Polytunnels for pennies



Polytunnels are a wonderful invention, especially for windy, exposed places like ours. They will stand the test of time long after a greenhouse has given up the ghost as long as the foundations are sound. The downside is that the plastic has to be replaced after a few years, but I can live with that.

We already have one polytunnel, which we got for a bargain, but you can never have too many when you're gardening 'at altitude' (well, almost!) so I thought we'd put the old greenhouse foundations to good use and make our own.

Thanks to Alan, this polytunnel cost just a few pence - the price of a few nails and some duct tape. The piping, metal poles, paving and plastic were all scavenged from his allotment and I found some foam piping and bubblewrap to stop the poles rubbing against the sheeting. The wire ventilation panel is reclaimed from an old chicken pen which I took out of the shed when we moved in.

I've been putting manure and leaf mould into this spot for about a year, so the soil is perfect for greedy squashes, and I added half a dozen more bags of well-rotted finest from a friend's smallholding to give them a bit extra when I planted them out. All they need now is some recycled plastic milk cartons with their bottoms cut off, to make sure the water gets right down to the roots.



The calendulas are looking gorgeous, and will hopefully keep the black fly away from the vegetables. I've always been too busy sowing seeds of plants to eat to think about flowers, but this year I took the plunge and started some flowers too (and you can even eat these, which is an added bonus!).



This is inside the large polytunnel, where the tomatoes are doing well, and the strawberry barrel (top right) has already given us a few tasty treats, with plenty more to come.

Comments

Let's talk about tomatoes



The polytunnel is coming into its own now the weather has warmed up a bit, and although we're not currently seeing the 20+ degrees of the end of last month, it's not bad at all. I always forget how long it takes to water everything at this time of year, and the fact that we've had to water the allotment about five times already shows we've already had better weather than last year, when I think the hosepipe came out once or twice in total for the whole summer.

The tomatoes have their own rather 'heath robinson' construction for support (below), but I think it will do the job. The last two years I've taken on a Geoff Hamilton tip to wrap string around the root ball of the plant before planting, as then it supports itself as it grows (I just need to wind it into the string every once in a while). It saves having lots of canes and for me, it works, so I'll be sticking with it.



We recently took the plunge and went to the recycle/local crafts fair at Gibside, the National Trust property nearby. We took living salads, brassicas and tomatoes (I was giving them away as we have far too many (note to self: don't sow or pot on so many next year.

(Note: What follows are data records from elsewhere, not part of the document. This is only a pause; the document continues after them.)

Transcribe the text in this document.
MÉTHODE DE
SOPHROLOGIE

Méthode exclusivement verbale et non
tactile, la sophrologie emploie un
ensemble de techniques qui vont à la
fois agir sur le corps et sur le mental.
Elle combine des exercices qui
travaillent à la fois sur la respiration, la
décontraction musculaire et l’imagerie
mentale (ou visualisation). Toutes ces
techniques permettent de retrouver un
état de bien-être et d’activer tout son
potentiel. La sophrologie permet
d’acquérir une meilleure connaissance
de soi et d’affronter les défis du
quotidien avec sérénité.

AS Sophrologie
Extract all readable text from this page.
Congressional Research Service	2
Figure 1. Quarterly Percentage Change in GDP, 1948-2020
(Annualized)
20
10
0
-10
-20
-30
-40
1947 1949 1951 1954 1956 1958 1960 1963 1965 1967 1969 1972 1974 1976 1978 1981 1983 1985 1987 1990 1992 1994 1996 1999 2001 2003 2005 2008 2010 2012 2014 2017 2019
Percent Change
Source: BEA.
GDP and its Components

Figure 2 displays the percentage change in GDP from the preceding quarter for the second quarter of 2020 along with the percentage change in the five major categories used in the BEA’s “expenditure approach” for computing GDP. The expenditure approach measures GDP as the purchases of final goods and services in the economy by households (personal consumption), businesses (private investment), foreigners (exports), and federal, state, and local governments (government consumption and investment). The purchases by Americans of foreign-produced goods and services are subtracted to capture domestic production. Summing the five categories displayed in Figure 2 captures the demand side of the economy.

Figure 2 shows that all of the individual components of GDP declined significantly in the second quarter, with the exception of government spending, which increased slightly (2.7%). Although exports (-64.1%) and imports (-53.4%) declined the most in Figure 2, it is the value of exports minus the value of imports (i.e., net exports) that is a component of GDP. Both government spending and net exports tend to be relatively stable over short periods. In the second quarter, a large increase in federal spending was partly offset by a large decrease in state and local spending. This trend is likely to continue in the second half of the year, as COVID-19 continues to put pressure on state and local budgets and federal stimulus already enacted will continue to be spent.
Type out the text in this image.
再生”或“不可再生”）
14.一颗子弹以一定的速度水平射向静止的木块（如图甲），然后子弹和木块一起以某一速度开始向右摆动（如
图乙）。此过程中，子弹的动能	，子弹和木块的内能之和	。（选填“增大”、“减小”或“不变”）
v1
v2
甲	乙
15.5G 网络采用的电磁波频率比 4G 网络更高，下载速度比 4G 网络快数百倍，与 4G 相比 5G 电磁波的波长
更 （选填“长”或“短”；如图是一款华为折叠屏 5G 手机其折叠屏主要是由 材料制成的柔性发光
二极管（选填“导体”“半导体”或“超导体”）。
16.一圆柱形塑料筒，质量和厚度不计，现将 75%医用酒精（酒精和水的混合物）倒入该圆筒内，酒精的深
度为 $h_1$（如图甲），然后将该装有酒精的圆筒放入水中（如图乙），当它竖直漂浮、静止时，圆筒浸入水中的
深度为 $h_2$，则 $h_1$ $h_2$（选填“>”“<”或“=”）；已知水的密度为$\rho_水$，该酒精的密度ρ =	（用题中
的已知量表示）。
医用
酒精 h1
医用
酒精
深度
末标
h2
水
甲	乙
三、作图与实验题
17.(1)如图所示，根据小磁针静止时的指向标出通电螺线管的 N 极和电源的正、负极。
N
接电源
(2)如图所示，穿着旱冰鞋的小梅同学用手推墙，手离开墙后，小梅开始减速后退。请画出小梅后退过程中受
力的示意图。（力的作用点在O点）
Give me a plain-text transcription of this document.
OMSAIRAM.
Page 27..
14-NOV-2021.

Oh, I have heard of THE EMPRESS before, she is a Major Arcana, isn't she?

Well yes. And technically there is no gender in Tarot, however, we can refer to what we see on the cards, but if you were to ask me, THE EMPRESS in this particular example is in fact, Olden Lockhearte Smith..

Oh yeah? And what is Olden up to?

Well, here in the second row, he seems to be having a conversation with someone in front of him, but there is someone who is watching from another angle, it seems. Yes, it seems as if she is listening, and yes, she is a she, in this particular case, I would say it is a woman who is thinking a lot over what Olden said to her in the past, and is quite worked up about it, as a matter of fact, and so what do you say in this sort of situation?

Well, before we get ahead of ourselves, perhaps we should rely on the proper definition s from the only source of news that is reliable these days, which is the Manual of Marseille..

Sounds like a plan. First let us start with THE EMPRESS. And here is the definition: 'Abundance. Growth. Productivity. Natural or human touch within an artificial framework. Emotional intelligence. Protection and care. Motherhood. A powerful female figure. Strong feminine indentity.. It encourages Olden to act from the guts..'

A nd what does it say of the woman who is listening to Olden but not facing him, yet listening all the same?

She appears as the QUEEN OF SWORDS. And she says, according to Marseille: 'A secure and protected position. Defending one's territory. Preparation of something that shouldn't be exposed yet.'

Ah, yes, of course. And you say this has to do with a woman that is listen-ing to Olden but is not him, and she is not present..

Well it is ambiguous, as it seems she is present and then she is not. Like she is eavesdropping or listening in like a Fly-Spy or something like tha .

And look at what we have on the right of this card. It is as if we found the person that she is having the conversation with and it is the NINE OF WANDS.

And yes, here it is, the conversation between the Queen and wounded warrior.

The trouble with raising too many seeds is I get far too sentimental about them and think as they're germinated every one of them deserves a shot at life, which causes me a lot of extra work, so I need to toughen up a bit.)

We made a few pounds, which helps to buy some extra compost (I don't think you can ever produce as much as you need) and chicken feed, so it was worth the trip. It was also great for chatting to other stallholders and spreading the word about the garden to visitors; we even found ourselves offering gardening advice, so I hope that was more helpful than not!

The weather wasn't very good and we were re-located from the car park, which is the ideal central point, but I think it would be worth going back to another one later in the year. David also demonstrated some green woodworking and made whistles from elder cut that morning - at least one parent of an enthusiastic whistling child will be sorry he did!



The hops are looking healthy, and I hope to be able to avoid the black fly they suffered from last year by keeping a closer eye on them and letting a bit more air in near the roots and taking out the excess shoots. It would be good to get some decent hops this year as I made some great ginger and nettle beer (more about that in another post) with the previous season's hops, and it would be good to get some more going in the autumn.

We still have the chicks on loan (I think I'm looking after them too well) and they are providing hours of entertainment, especially with their 'worm rugby' and 'pass the porridge' games, which never cease to make me smile.

I've just put the maypole up and the French/runner beans in, so we'll see how long they survive before the slugs and snails move in. Back to the polytunnel, and the phacelia (below) has self-seeded from last year and is looking lovely up the back of the staging; it attracts loads of bees, fixes nutrients into the soil and fills the air with a gorgeous perfume - what more could you ask for from a plant?